1. Structure des répertoires
Commençons par l'organisation des dossiers. Un projet Symfony2 n'a besoin que de 5 répertoires :
- app
- bin
- src
- vendor
- web

Cela a changé par rapport à la version 1.4 où l'on disposait parfois de 7 dossiers à la racine (même si plusieurs n'étaient pas nécessaires pour faire tourner l'application) :
- apps
- cache
- config
- data
- lib
- log
- web

Voyant maintenant en quoi consiste la différence dans la nouvelle version du framework :
- app : ce répertoire contient désormais le cache, les fichiers de configuration et les logs
- bin : il contient les scripts d'exécution (pour construire une webapp, vider le cache etc.)
- src : il joue le rôle du répertoire apps/ de la version 1.4 . C'est dedans vous allez placer vos différents environnements de l'application (frontend, backend) avec tout ce qui les concerne : les vues (les templates), les formulaires, les ressources (comme les fichiers de configuration).

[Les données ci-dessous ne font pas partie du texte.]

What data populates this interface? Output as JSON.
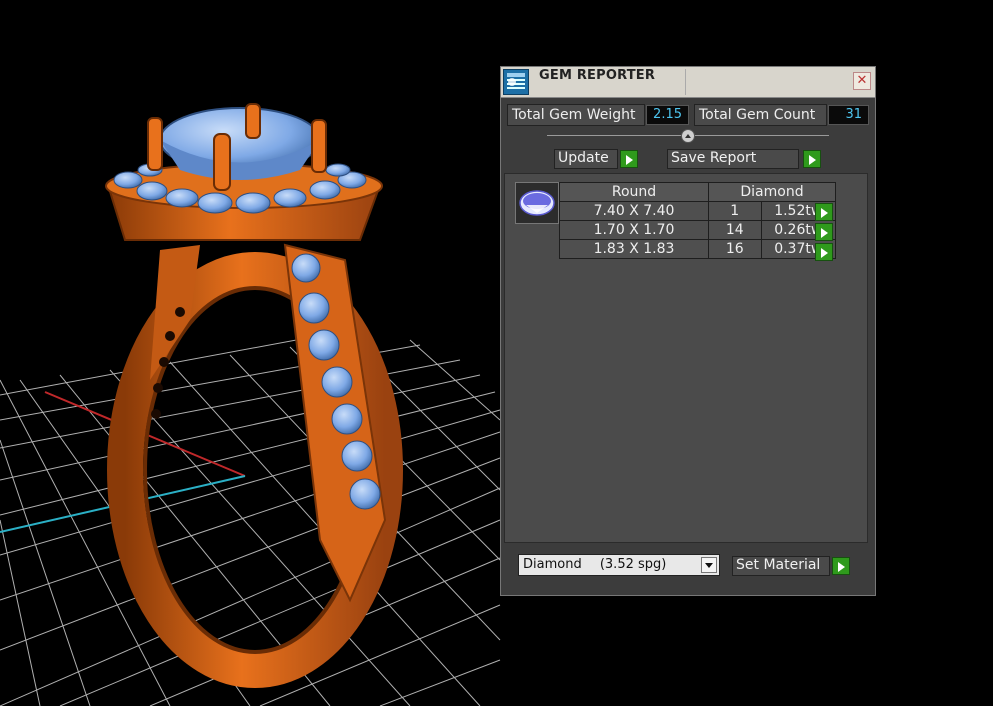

Contrairement à la version 1.4, dans ce répertoire vous n'allez pas forcément stocker les webapps (frontend/backend). C'est là où vous allez mettre les composants de ces environnements; les composants qui sont fièrement nommés "bundles". Ce concept sera repris et présenté plus en détail dans le 3e point.

- vendor : il a pris le rôle du répertoire lib de la version précédente. C'est dedans que se trouvent les classes du framework (swiftMail, Doctrine, Twig ainsi que les librairies développées par SensioLabs).

- web : le répertoire web/ dans la version 2 du framework joue exactement le même rôle que dans l'édition précédente. Il stocke les images, les scripts JavaScript, les fichiers SEO (robots.txt), les feuilles de styles CSS.

2. Gestion des namespaces
Grâce à la nouvelle gestion des namespaces (espaces de noms), introduite dans PHP 5.3, Symfony2 a gagné de la rapidité. Dans sa version précédente il cherchait les classes dans le projet entier. Actuellement il utilise un mécanisme plus restrictif et emploie pour cela la classe UniversalClassLoader. Vous la trouverez dans : vendor/symfony/src/Symfony/Component/ClassLoader/ .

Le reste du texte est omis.